Updated from 4:12 p.m. EDTThe major indices in New York rocketed 6.8% or more Monday, with financials in the forefront, after Treasury Secretary Tim Geithner released the long-anticipated details of the next step in the plan to restore the health of the bank sector. The Dow Jones Industrial Average rose 497.48 points, or 6.8%, to 7775.86, and the S&P 500 added 54.38 points, or 7.1%, to 822.92. The Nasdaq gained 98.50 points, or 6.8%, to 1555.77.
But despite the warm reception, there are still more details that need to be known, he says. He expects some hesitance to get involved on the part of the private investors "given all of the negativity from Washington last week" on taxing bonuses of those involved in government aid programs, among other things. "They're encouraging you to play on their team, but are penalizing those who've already received money. It's sort of a mixed message, and I think it will create some reluctance," James says. "There are still more details to be considered before we can get too optimistic, but clearly we're on a path in the right direction." One thing the plan already did was entice a nice rally today, says Peter Cardillo, chief market economist at Avalon Partners. "Obviously the market needs assurance that the financial system will be working again.
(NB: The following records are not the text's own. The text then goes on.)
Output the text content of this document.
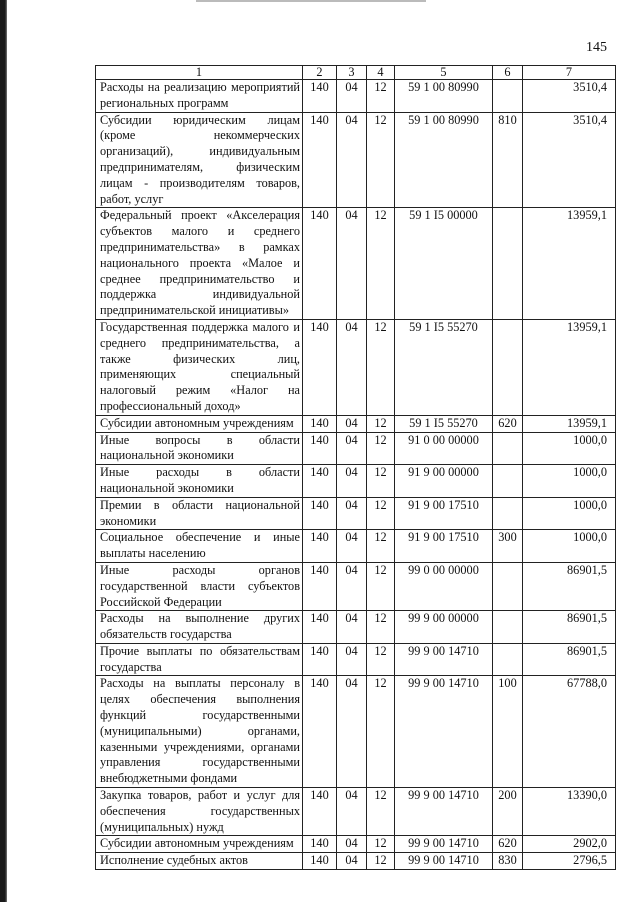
145
1	2	3	4	5	6	7
Расходы на реализацию мероприятий региональных программ	140	04	12	59 1 00 80990		3510,4
Субсидии юридическим лицам (кроме некоммерческих организаций), индивидуальным предпринимателям, физическим лицам - производителям товаров, работ, услуг	140	04	12	59 1 00 80990	810	3510,4
Федеральный проект «Акселерация субъектов малого и среднего предпринимательства» в рамках национального проекта «Малое и среднее предпринимательство и поддержка индивидуальной предпринимательской инициативы»	140	04	12	59 1 I5 00000		13959,1
Государственная поддержка малого и среднего предпринимательства, а также физических лиц, применяющих специальный налоговый режим «Налог на профессиональный доход»	140	04	12	59 1 I5 55270		13959,1
Субсидии автономным учреждениям	140	04	12	59 1 I5 55270	620	13959,1
Иные вопросы в области национальной экономики	140	04	12	91 0 00 00000		1000,0
Иные расходы в области национальной экономики	140	04	12	91 9 00 00000		1000,0
Премии в области национальной экономики	140	04	12	91 9 00 17510		1000,0
Социальное обеспечение и иные выплаты населению	140	04	12	91 9 00 17510	300	1000,0
Иные расходы органов государственной власти субъектов Российской Федерации	140	04	12	99 0 00 00000		86901,5
Расходы на выполнение других обязательств государства	140	04	12	99 9 00 00000		86901,5
Прочие выплаты по обязательствам государства	140	04	12	99 9 00 14710		86901,5
Расходы на выплаты персоналу в целях обеспечения выполнения функций государственными (муниципальными) органами, казенными учреждениями, органами управления государственными внебюджетными фондами	140	04	12	99 9 00 14710	100	67788,0
Закупка товаров, работ и услуг для обеспечения государственных (муниципальных) нужд	140	04	12	99 9 00 14710	200	13390,0
Субсидии автономным учреждениям	140	04	12	99 9 00 14710	620	2902,0
Исполнение судебных актов	140	04	12	99 9 00 14710	830	2796,5
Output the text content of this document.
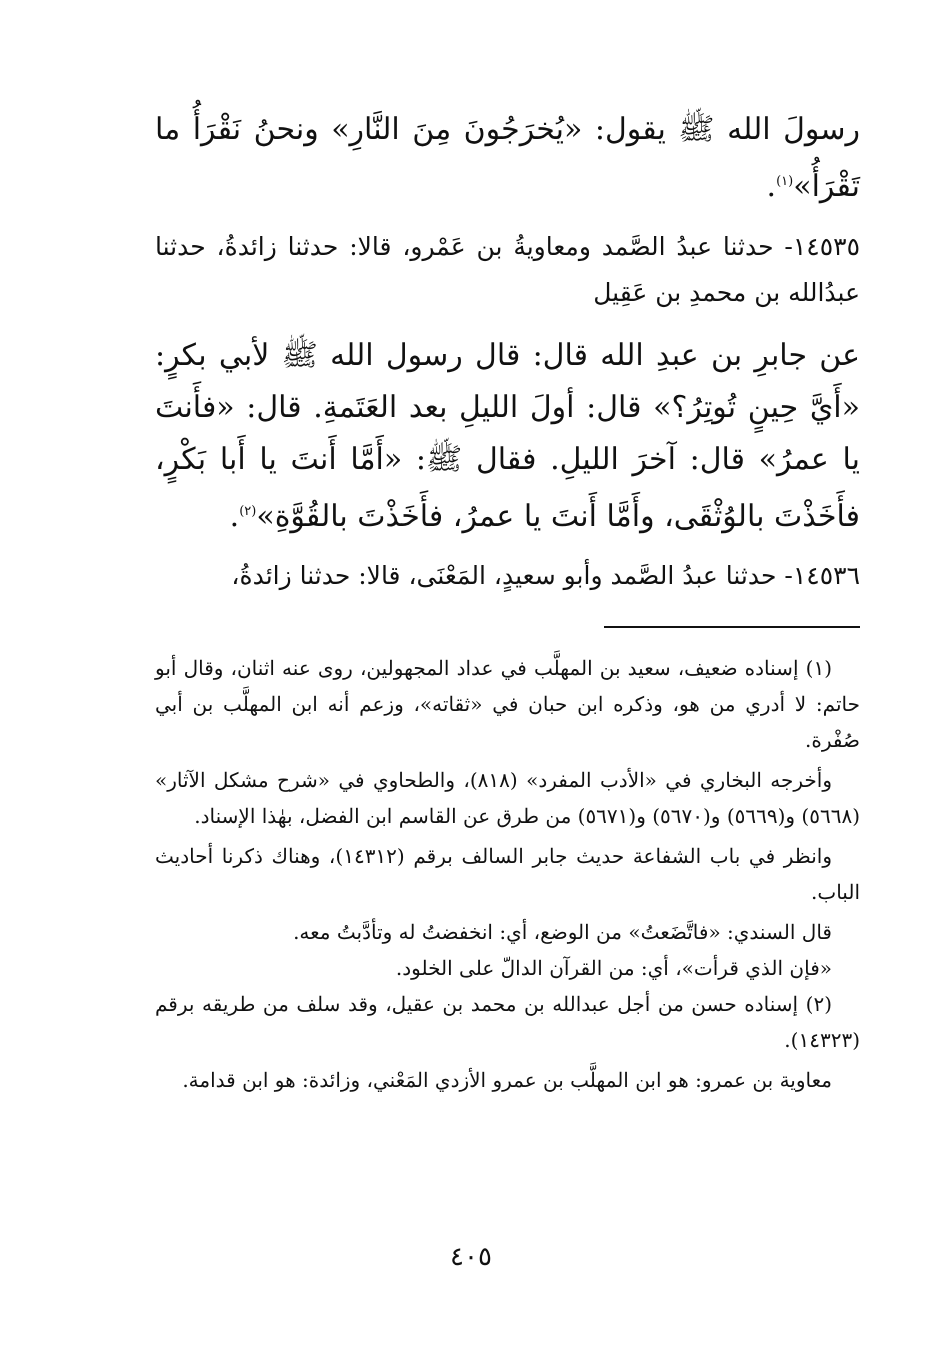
رسولَ الله ﷺ يقول: «يُخرَجُونَ مِنَ النَّارِ» ونحنُ نَقْرَأُ ما تَقْرَأُ»$^{(١)}$.

١٤٥٣٥- حدثنا عبدُ الصَّمد ومعاويةُ بن عَمْرو، قالا: حدثنا زائدةُ، حدثنا عبدُالله بن محمدِ بن عَقِيل

عن جابرِ بن عبدِ الله قال: قال رسول الله ﷺ لأبي بكرٍ: «أَيَّ حِينٍ تُوتِرُ؟» قال: أولَ الليلِ بعد العَتَمةِ. قال: «فأَنتَ يا عمرُ» قال: آخرَ الليلِ. فقال ﷺ: «أَمَّا أَنتَ يا أَبا بَكْرٍ، فأَخَذْتَ بالوُثْقَى، وأَمَّا أَنتَ يا عمرُ، فأَخَذْتَ بالقُوَّةِ»$^{(٢)}$.

١٤٥٣٦- حدثنا عبدُ الصَّمد وأبو سعيدٍ، المَعْنَى، قالا: حدثنا زائدةُ،

(١) إسناده ضعيف، سعيد بن المهلَّب في عداد المجهولين، روى عنه اثنان، وقال أبو حاتم: لا أدري من هو، وذكره ابن حبان في «ثقاته»، وزعم أنه ابن المهلَّب بن أبي صُفْرة.

وأخرجه البخاري في «الأدب المفرد» (٨١٨)، والطحاوي في «شرح مشكل الآثار» (٥٦٦٨) و(٥٦٦٩) و(٥٦٧٠) و(٥٦٧١) من طرق عن القاسم ابن الفضل، بهٰذا الإسناد.

وانظر في باب الشفاعة حديث جابر السالف برقم (١٤٣١٢)، وهناك ذكرنا أحاديث الباب.

قال السندي: «فاتَّضَعتُ» من الوضع، أي: انخفضتُ له وتأدَّبتُ معه.

«فإن الذي قرأت»، أي: من القرآن الدالّ على الخلود.

(٢) إسناده حسن من أجل عبدالله بن محمد بن عقيل، وقد سلف من طريقه برقم (١٤٣٢٣).

معاوية بن عمرو: هو ابن المهلَّب بن عمرو الأزدي المَعْني، وزائدة: هو ابن قدامة.

٤٠٥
News like today is quite encouraging." Banks are still struggling on a global basis. Japan's biggest bank by assets, Mitsubishi UFJ Financial Group ( MTU) said it plans to slash 1,000 jobs and close about 50 branches of its core unit over the next three years. Shares were up 12.6% at $5.56. Other than the financial sector, the housing market has also been closely monitored as a barometer for the recession. The National Association of Realtors reported that existing home sales in the U.S. crept up to 4.72 million in February from 4.49 million in January, surpassing the consensus of 4.45 million. Months of supply stayed the same at 9.7, while average sales price increased slightly to $165,400 from $164,800.
"Most of the economic data this week might in fact be on the positive side, and if that happens, this rally could continue," says Cardillo. Back in corporate news, Dow component General Electric ( GE - Get Report)moved up 9.3% to $10.43 after Moody's cut its rating but maintained a "stable" outlook. Earlier this month, Standard & Poor's also cut GE's rating, only to have the stock rise on a stable outlook assessment, as well. Fellow Dow component General Motors ( GM - Get Report) bondholders are less than pleased with an outstanding offer to convert two-thirds of $27 billion in company debt to stock. Advisers to the bondholders said in a letter to the Obama administration that they are, however, open to other options. Ford ( F - Get Report) said Monday its debtholders have welcomed its effort to redeem debt early. The automaker said it will double the offer for senior secured loan debt to $1 billion and will purchase $2.2 billion of term loan debt after its original offer was oversubscribed. General Motors shares added 5.4% to $3.35, while Ford added 5.5% to $2.90. Meanwhile, Tiffany ( TIF - Get Report) said its profit fell 75% from a year earlier, as the company suffered a pretax charge from an early retirement program and staffing cuts. Factoring out charges, it beat estimates, despite a 20% decline in sales, but it also gave a 2009 forecast below the consensus view. Investors seemed pleased, though, as shares rose 15.5% to $23.37. "The first quarter is coming to an end, and you want to see how bad the downside preannouncements are and how many companies provide materially negative guidance," says Wedbush Morgan's James. Those preannouncements will probably start to occur this week, he says. "But people have become more tolerant of negative commentary coming from companies than they were three months ago. There's a greater ability to absorb negative news," James says.
Longer-dated Treasuries were dropping. The 10-year note was falling 8/32 to yield 2.7%, while the 30-year was down 19/32, yielding 3.7%. Checking in on commodities, oil tacked on $1.73 to settle at $53.80 a barrel, while gold fell $3.70 to $952.50 an ounce. The dollar, which came under pressure last week after the Federal Reserve announced it would inject new funds into the economy, was stronger against the yen, but weaker against the pound and euro. Stocks in Europe were largely higher, with the FTSE 100 and the Dax adding just over 1.9% apiece. But Hong Kong's Hang Seng and Tokyo's Nikkei lost 0.3% and 2.2%, respectively.